Guy Felicella, a peer clinical adviser at the BC Centre on Substance Use, said at Tuesday’s news conference that the safe supply program needs to offer pharmaceutical heroin and, possibly, fentanyl.

“Every hour of every day, our failed policies are forcing people to play Russian Roulette, only the odds are decreasing in their favour,” he said.

So far, 203 people have died from COVID-19 in B.C. and, Chief Coroner Lisa Lapointe told reporters, the rate of five fatal overdoses a day makes illicit drugs the biggest killers in the province next to other illnesses. Nearly 6,000 people have died since 2016, the year B.C. declared a public-health emergency because of overdose deaths, she said.

“The number of people dying in B.C. due to an unsafe drug supply continues to surpass deaths due to homicides, motor vehicle accidents, suicides and COVID-19 combined, and continues to take a tragic toll on people from all walks of life and all communities in the province,” Ms. Lapointe said.

Ms.
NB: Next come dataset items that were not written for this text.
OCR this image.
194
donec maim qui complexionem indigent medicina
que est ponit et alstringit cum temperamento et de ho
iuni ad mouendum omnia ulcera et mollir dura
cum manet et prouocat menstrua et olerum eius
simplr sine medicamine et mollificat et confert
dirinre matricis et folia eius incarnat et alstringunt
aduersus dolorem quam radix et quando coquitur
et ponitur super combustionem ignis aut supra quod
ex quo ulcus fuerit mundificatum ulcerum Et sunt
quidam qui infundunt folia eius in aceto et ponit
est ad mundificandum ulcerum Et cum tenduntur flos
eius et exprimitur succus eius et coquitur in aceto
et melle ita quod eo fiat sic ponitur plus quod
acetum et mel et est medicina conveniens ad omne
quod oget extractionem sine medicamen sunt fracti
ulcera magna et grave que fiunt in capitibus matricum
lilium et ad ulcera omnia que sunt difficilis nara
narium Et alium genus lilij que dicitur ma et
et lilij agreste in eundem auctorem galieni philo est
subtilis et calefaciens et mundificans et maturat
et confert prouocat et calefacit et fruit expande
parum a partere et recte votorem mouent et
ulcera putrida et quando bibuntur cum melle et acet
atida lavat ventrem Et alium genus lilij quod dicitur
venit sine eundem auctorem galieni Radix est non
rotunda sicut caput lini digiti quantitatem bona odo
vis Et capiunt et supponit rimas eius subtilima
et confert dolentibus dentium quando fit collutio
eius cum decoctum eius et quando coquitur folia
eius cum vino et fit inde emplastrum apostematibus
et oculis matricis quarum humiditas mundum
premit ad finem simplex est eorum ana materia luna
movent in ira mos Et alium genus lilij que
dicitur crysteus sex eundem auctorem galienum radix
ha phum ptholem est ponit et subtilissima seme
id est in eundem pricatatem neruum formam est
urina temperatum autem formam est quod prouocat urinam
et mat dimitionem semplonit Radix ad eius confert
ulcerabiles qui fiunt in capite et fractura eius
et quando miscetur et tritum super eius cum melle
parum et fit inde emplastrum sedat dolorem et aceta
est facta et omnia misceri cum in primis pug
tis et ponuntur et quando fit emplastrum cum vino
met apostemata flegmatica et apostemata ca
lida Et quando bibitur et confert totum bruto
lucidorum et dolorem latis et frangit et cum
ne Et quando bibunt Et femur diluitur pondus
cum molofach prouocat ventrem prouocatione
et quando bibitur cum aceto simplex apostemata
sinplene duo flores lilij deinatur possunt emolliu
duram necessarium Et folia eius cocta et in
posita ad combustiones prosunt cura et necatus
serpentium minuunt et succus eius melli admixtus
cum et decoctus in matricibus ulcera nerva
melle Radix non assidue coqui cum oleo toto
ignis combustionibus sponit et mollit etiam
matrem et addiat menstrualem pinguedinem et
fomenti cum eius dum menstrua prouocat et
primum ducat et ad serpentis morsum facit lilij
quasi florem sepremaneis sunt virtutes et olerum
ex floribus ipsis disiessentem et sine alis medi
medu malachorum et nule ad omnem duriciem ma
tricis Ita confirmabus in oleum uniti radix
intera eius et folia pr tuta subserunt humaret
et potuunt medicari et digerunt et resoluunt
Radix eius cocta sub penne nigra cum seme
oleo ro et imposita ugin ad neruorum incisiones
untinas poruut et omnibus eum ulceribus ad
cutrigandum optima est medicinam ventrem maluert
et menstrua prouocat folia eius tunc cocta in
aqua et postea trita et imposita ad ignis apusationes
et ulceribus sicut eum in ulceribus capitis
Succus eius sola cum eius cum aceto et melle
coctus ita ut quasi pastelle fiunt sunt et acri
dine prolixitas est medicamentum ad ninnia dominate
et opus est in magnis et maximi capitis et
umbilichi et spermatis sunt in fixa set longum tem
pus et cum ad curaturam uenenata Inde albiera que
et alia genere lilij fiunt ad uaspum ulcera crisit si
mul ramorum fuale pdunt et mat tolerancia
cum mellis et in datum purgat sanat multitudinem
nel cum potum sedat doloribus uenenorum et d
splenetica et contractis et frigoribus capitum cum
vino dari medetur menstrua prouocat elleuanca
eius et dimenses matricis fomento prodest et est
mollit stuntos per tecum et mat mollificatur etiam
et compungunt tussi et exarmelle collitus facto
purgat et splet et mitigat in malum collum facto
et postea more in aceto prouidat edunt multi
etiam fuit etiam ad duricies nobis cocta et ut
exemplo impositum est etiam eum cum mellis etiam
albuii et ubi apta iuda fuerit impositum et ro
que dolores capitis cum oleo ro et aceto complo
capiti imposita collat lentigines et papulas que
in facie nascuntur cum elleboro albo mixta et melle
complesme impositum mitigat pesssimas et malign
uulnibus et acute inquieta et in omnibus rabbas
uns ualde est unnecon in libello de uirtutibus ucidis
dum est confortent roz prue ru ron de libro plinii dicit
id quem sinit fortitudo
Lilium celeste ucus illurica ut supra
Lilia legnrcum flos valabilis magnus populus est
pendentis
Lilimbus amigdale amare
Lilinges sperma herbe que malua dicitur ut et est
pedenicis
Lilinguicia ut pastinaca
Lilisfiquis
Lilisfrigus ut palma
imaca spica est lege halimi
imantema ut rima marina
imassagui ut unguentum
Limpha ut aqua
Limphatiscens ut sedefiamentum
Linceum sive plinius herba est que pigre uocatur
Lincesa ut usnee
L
Lapointe said the illicit drug chain has been disrupted by the border closures and tumult in international trade brought on by the pandemic, which has led to drug dealers selling substances adulterated with “extreme concentrations” of illicit fentanyl.

In a statement provided by the Ministry of Mental Health and Addictions and attributed to department minister Judy Darcy, Ms. Darcy heralded the safe supply program and said her government has doubled the number of youth treatment beds and invested $10.5-million into the number of overdose prevention sites.

Mr. Felicella said he is dismayed at the way the public and the politicians have responded to B.C.‘s twin public-health emergencies.

“For years we’ve been told there’s no money, but when COVID-19 hit there was money to be burned,” he said. “People who use drugs are people, they’re not nothings, they have names, they have families, they have friends, they have children.”